Yeah, I definitely don't think the article got everything right, but I do think it's a nice jumping-off point for discussion, because of the questions it raises and the connections it makes. In particular, I'm interested in the relationship between genre and bingeability. I've binge-watched sitcoms before, but it's a very different than binge-watching a thriller. With the former I'm looking to have a fun time and just sort of chill with it, whereas with thrillers there's that intense sense of NEEDING to watch the next episode.
@mathans: There are a number of reasons why someone might binge through a show, and it's not always due to an emotional response. But I think, if you're binging a show in order to talk about it w/ friends (or to write a column about it), the show has still done something interesting -- something worth examining. You know, there's something about the show that makes people want to talk about it. Something about the show that lets it reach that pop cultural boiling point that we saw Game of Thrones achieve.

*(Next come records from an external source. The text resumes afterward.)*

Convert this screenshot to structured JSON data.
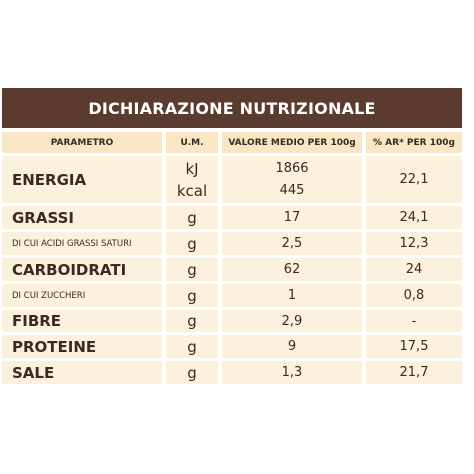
{
  "title": "DICHIARAZIONE NUTRIZIONALE",
  "table": {
    "header": [
      "PARAMETRO",
      "U.M.",
      "VALORE MEDIO PER 100g",
      "% AR* PER 100g"
    ],
    "rows": [
      [
        "ENERGIA",
        [
          "kJ",
          "kcal"
        ],
        [
          "1866",
          "445"
        ],
        "22,1"
      ],
      [
        "GRASSI",
        "g",
        "17",
        "24,1"
      ],
      [
        "DI CUI ACIDI GRASSI SATURI",
        "g",
        "2,5",
        "12,3"
      ],
      [
        "CARBOIDRATI",
        "g",
        "62",
        "24"
      ],
      [
        "DI CUI ZUCCHERI",
        "g",
        "1",
        "0,8"
      ],
      [
        "FIBRE",
        "g",
        "2,9",
        "-"
      ],
      [
        "PROTEINE",
        "g",
        "9",
        "17,5"
      ],
      [
        "SALE",
        "g",
        "1,3",
        "21,7"
      ]
    ]
  }
}
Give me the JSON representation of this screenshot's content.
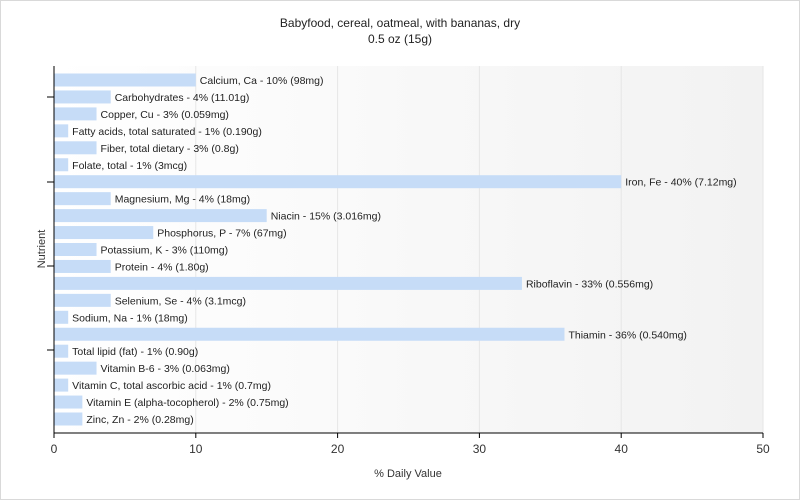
{
  "chart_data": {
    "type": "bar",
    "orientation": "horizontal",
    "title": "Babyfood, cereal, oatmeal, with bananas, dry",
    "subtitle": "0.5 oz (15g)",
    "xlabel": "% Daily Value",
    "ylabel": "Nutrient",
    "xlim": [
      0,
      50
    ],
    "xticks": [
      0,
      10,
      20,
      30,
      40,
      50
    ],
    "grid": true,
    "bar_color": "#c6dcf7",
    "categories": [
      "Calcium, Ca",
      "Carbohydrates",
      "Copper, Cu",
      "Fatty acids, total saturated",
      "Fiber, total dietary",
      "Folate, total",
      "Iron, Fe",
      "Magnesium, Mg",
      "Niacin",
      "Phosphorus, P",
      "Potassium, K",
      "Protein",
      "Riboflavin",
      "Selenium, Se",
      "Sodium, Na",
      "Thiamin",
      "Total lipid (fat)",
      "Vitamin B-6",
      "Vitamin C, total ascorbic acid",
      "Vitamin E (alpha-tocopherol)",
      "Zinc, Zn"
    ],
    "values": [
      10,
      4,
      3,
      1,
      3,
      1,
      40,
      4,
      15,
      7,
      3,
      4,
      33,
      4,
      1,
      36,
      1,
      3,
      1,
      2,
      2
    ],
    "labels": [
      "Calcium, Ca - 10% (98mg)",
      "Carbohydrates - 4% (11.01g)",
      "Copper, Cu - 3% (0.059mg)",
      "Fatty acids, total saturated - 1% (0.190g)",
      "Fiber, total dietary - 3% (0.8g)",
      "Folate, total - 1% (3mcg)",
      "Iron, Fe - 40% (7.12mg)",
      "Magnesium, Mg - 4% (18mg)",
      "Niacin - 15% (3.016mg)",
      "Phosphorus, P - 7% (67mg)",
      "Potassium, K - 3% (110mg)",
      "Protein - 4% (1.80g)",
      "Riboflavin - 33% (0.556mg)",
      "Selenium, Se - 4% (3.1mcg)",
      "Sodium, Na - 1% (18mg)",
      "Thiamin - 36% (0.540mg)",
      "Total lipid (fat) - 1% (0.90g)",
      "Vitamin B-6 - 3% (0.063mg)",
      "Vitamin C, total ascorbic acid - 1% (0.7mg)",
      "Vitamin E (alpha-tocopherol) - 2% (0.75mg)",
      "Zinc, Zn - 2% (0.28mg)"
    ]
  }
}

@LEErickson: I think you're right about the trickiness of linking binge-ability and setting. To a certain extent, I think one of the appeals of binging is immersion in the world. But getting to that point of immersion usually happens because of the plot mechanics a work of fiction uses. Talking about sitcoms vs thrillers makes sense. Sure, not all thrillers are the same and not all sitcoms are the same. But their emotional goals and tropes are similar enough to merit comparison.
You can have a sci-fi thriller or a sci-fi comedy. You can have something densely philosophical or dumb-as-hell. So the genres that don't seek to evoke particular emotional reactions aren't as useful for examination.
Take Daredevil, for instance. I imagine the bingeability of Supergirl, Daredevil, and The Arrow are all pretty different. And yet the article's infographic -- The Netflix Binge Scale -- acts as if Daredevil represents all superhero dramas. It doesn't, really.
I'm much more interested in the emotional triggers that lead someone to binge or not-binge. As well, I'm curious how world building impacts bingeability.